News 10.11.19

10 Facts You Need to Know About Rodney Reed, Who is Scheduled for Execution on November 20

By Innocence Staff

Rodney Reed on Texas death row in September 2019. Photo courtesy of Tiffany McMillan.

Rodney Reed, who maintains his innocence, has been on death row for the past 21 years for the murder of Stacey Stites in Bastrop, Texas. Since his trial, there is substantial evidence that exonerates Reed and implicates Stites’ fiancé Jimmy Fennell, a local police officer. Reed is scheduled for execution on November 20, 2019, despite an enormous amount of evidence that supports his innocence.

 Watch: Dr. Phil interview Rodney Reed

Here are key facts you should know about his case:

  1. The murder weapon has never been tested for DNA evidence. Requests for DNA testing of crime scene evidence, including a belt that was used as the murder weapon has been repeatedly denied by the Texas Court of Criminal Appeals. In 2018, the United States Supreme Court declined to directly review the Texas courts’ denial of DNA testing.
  2. The state’s three forensic experts have admitted on the record to errors in their testimony, which led to Reed’s conviction and death sentence. The three forensic experts from Reed’s original trial have submitted affidavits that the original time of death is inaccurate, which makes the timeline for Reed killing Stites implausible.
  3. Renown forensic pathologists including Michael Baden, M.D., Werner Spitz, M.D., LeRoy Riddick, M.D., and Cyril Wecht, M.D. have all concluded that Reed’s guilt is medically and scientifically impossible. The prosecution’s only forensic evidence linking Reed to the crime was semen taken from Stites’s body, which was attributed to the consensual relationship between them. The prosecution used this to connect him to the murder and refute this consensual romantic relationship, but supporting testimony has since been recanted and completely discredits the state’s case.
  4. Rodney Reed and Stacey Stites were having a consensual sexual relationship. At the time of the trial, no one came forward to corroborate their relationship. Today, new witnesses including Stites’s own cousin and co-worker have corroborated Reed’s claim that they knew that Reed and Stites were romantically involved.
  5. For months after the murder, Jimmy Fennell was the prime suspect in the case. A recording of one of the police investigators indicates that Fennell was suspected in the murder of Stites, motivated by her relationship with another man. 
  6. Fennell’s best friend at the time of the crime, Bastrop Sheriff’s Officer Curtis Davis, has now revealed that Fennell gave an inconsistent account of where he was on the night of the murder. Fennell had told his friend he was out drinking on the night Stites was murdered. Contradicting this claim, he later stated he was with Stites in their apartment during what we now know was the actual time of her death, based on Dr. Michael Baden’s updated testimony. When asked to explain this discrepancy, Fennell declined to testify because his answers might further incriminate him.
  7. Two witnesses have come forward in recent weeks and submitted signed affidavits that add to the mounting evidence against Jimmy Fennell. These affidavits include testimony from an insurance salesperson who stated that Fennell threatened to kill Stites while applying for life insurance. The second witness was a Deputy in the Lee County Sheriff’s Office at the time of the murder, who Fennell made an alarming and incriminating statement to at Stites’s funeral regarding her body.
  8. Fennell later served a 10-year prison term for a sex crime and kidnapping. Law enforcement records also document a pattern of violence against women perpetrated by Fennell. 
  9. This case was racially charged: Reed, a black man, was found guilty of murdering Stites, a white woman by an all-white jury.
  10. Take action: You can help stop this execution by sharing this article and adding your name to this petition.

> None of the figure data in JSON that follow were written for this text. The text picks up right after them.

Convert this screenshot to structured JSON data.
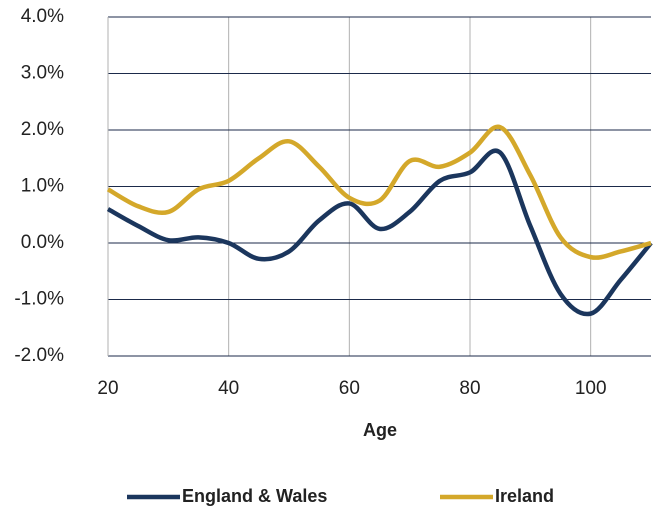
{
  "chart_data": {
    "type": "line",
    "x": [
      20,
      25,
      30,
      35,
      40,
      45,
      50,
      55,
      60,
      65,
      70,
      75,
      80,
      85,
      90,
      95,
      100,
      105,
      110
    ],
    "series": [
      {
        "name": "England & Wales",
        "color": "#1b365d",
        "values": [
          0.6,
          0.3,
          0.05,
          0.1,
          0.0,
          -0.28,
          -0.15,
          0.4,
          0.7,
          0.25,
          0.55,
          1.1,
          1.25,
          1.6,
          0.3,
          -0.9,
          -1.25,
          -0.65,
          0.0
        ]
      },
      {
        "name": "Ireland",
        "color": "#d4a82a",
        "values": [
          0.95,
          0.65,
          0.55,
          0.95,
          1.1,
          1.5,
          1.8,
          1.35,
          0.8,
          0.75,
          1.45,
          1.35,
          1.6,
          2.05,
          1.2,
          0.1,
          -0.25,
          -0.15,
          0.0
        ]
      }
    ],
    "x_label": "Age",
    "xlim": [
      20,
      110
    ],
    "xticks": [
      20,
      40,
      60,
      80,
      100
    ],
    "ylim": [
      -2,
      4
    ],
    "yticks": [
      {
        "value": -2,
        "label": "-2.0%"
      },
      {
        "value": -1,
        "label": "-1.0%"
      },
      {
        "value": 0,
        "label": "0.0%"
      },
      {
        "value": 1,
        "label": "1.0%"
      },
      {
        "value": 2,
        "label": "2.0%"
      },
      {
        "value": 3,
        "label": "3.0%"
      },
      {
        "value": 4,
        "label": "4.0%"
      }
    ],
    "grid": true,
    "legend": "bottom"
  }
}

Related: Racial bias against defendants of color and in favor of white victims has a strong effect on who is capitally prosecuted, sentenced to death, and executed

Leave a reply

  1. John johnson says:

    I live in the UK where the death sentence has been abolished with the majority of its inhabitants agreeing with the decision. Capital punishment plays no part in a civilized country other than to perpetrate unrest. As a son whose Mother was murdered I am still unable to support capital punishment. This case of Rodney is a prime example of why the penalty should be abolished no one should be punished when there is doubt over their guilt. We all know how we feel when unjustly accused of a minor act, how much more unjust must this be? The least response should be that a full investigation and fair retrial takes place.

  2. Jerrell Johnson says:

    Rodney Reed execution should be delayed, and no one should be executed including, Rodney Reed, if their is reasonalbe evidence of their innocence or possible reasonable evidence of their innocence.